Ursprünglich habe Frau M. die Bereitschaft gezeigt, sich psychiatrisch abklären zu lassen, argumentiert Gall weiter. Erst als sie nach jahrelanger Leidenszeit keine Hilfe erhielt und niemand ihr helfen konnte, habe sie ihren Sterbewunsch entwickelt.
«Frau M. war zweifelsfrei vollumfänglich urteilsfähig, auch wenn sich ihre Meinung nicht mit jener des Gutachters deckte»,
folgert der Verteidiger in seinem Plädoyer.

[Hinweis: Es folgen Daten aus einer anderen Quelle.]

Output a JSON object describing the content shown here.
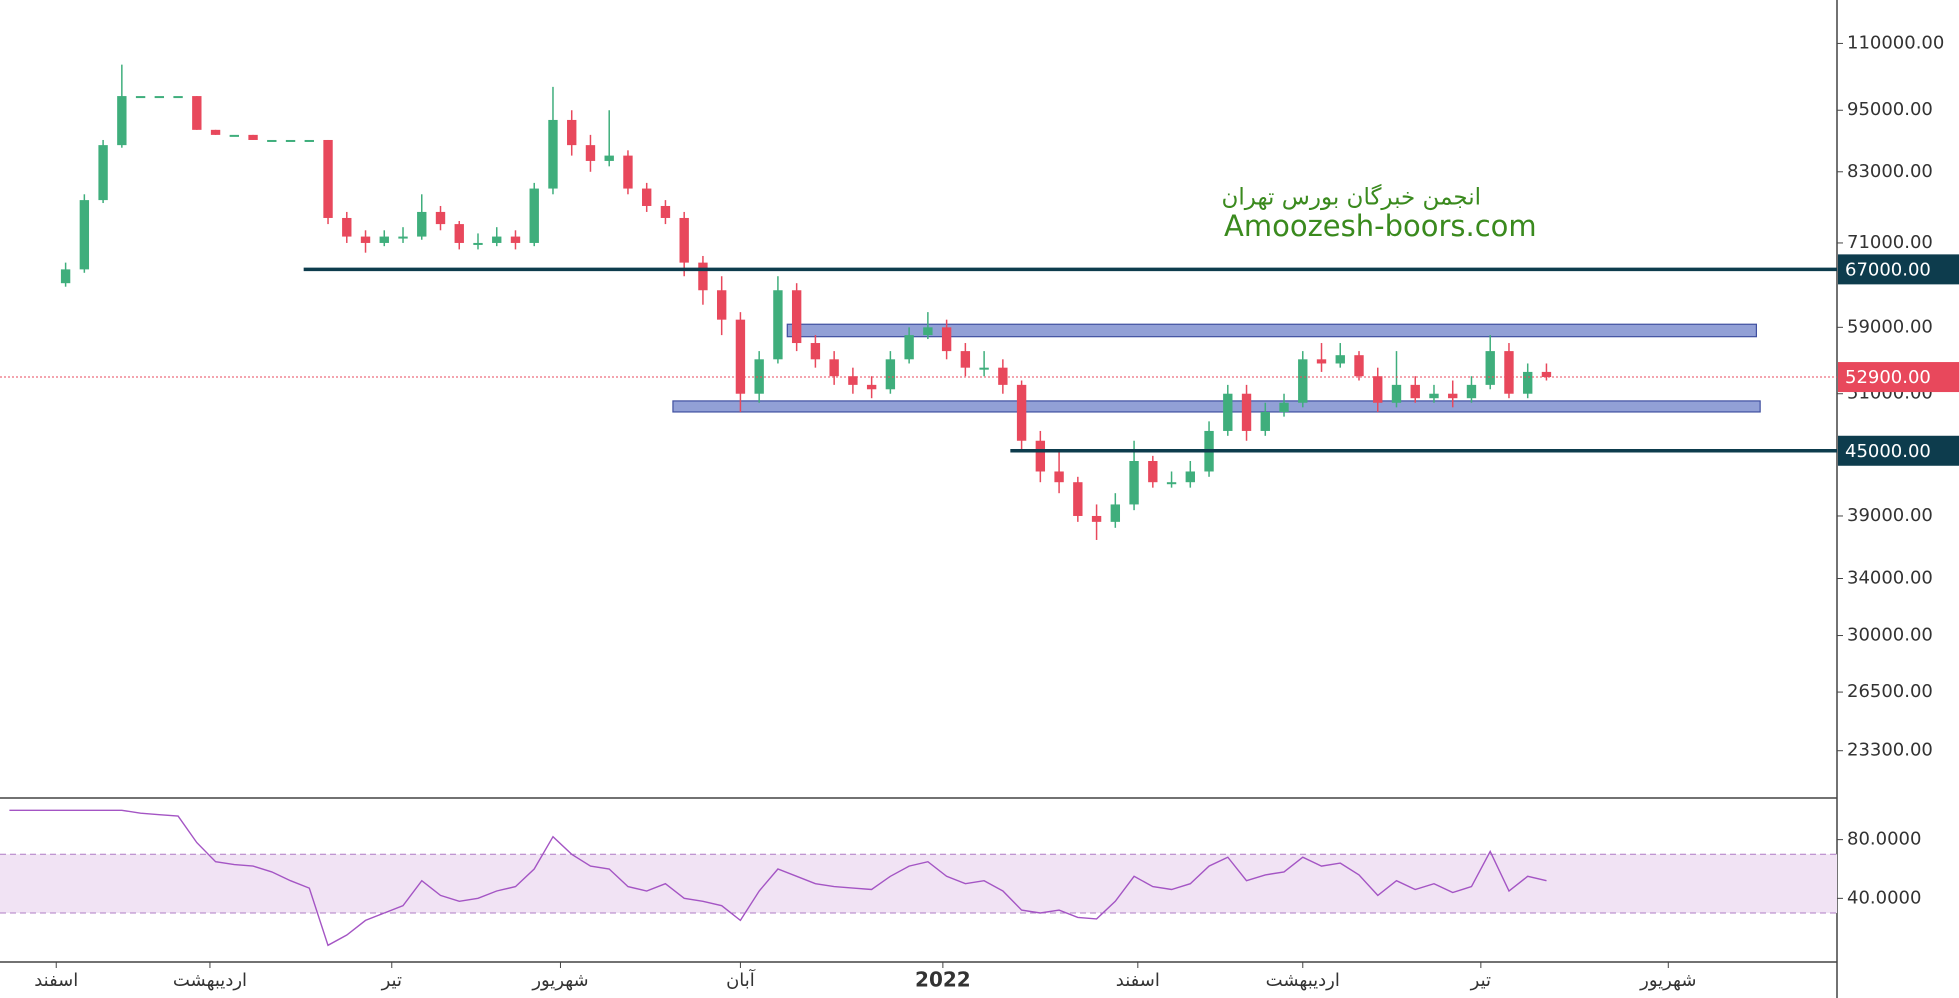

Ganz zum Schluss entwickelt Moritz Gall einen Gedanken, der bisher zu wenig beachtet worden sei und den auch die Staatsanwaltschaft nie schlüssig erklärt habe: die Frage nach dem Motiv einer vorsätzlichen Tötung. Habe seine Mandantin etwa einen «perversen Trieb» ausgelebt und eine Patientin bewusst in den Tod geschickt, obschon sie genau wusste, dass diese urteilsunfähig war? So dumm könne Preisig nicht sein, die Staatsanwaltschaft förmlich dazu zu zwingen, gegen sie Anklage zu erheben.
Anstatt sich nochmals zu rechtfertigen oder sonstwie zu erklären, äussert die Beschuldigte vier Wünsche.
Die Urteilsverkündung folgt in einer Woche, am Freitag 7. Mai ab 14 Uhr.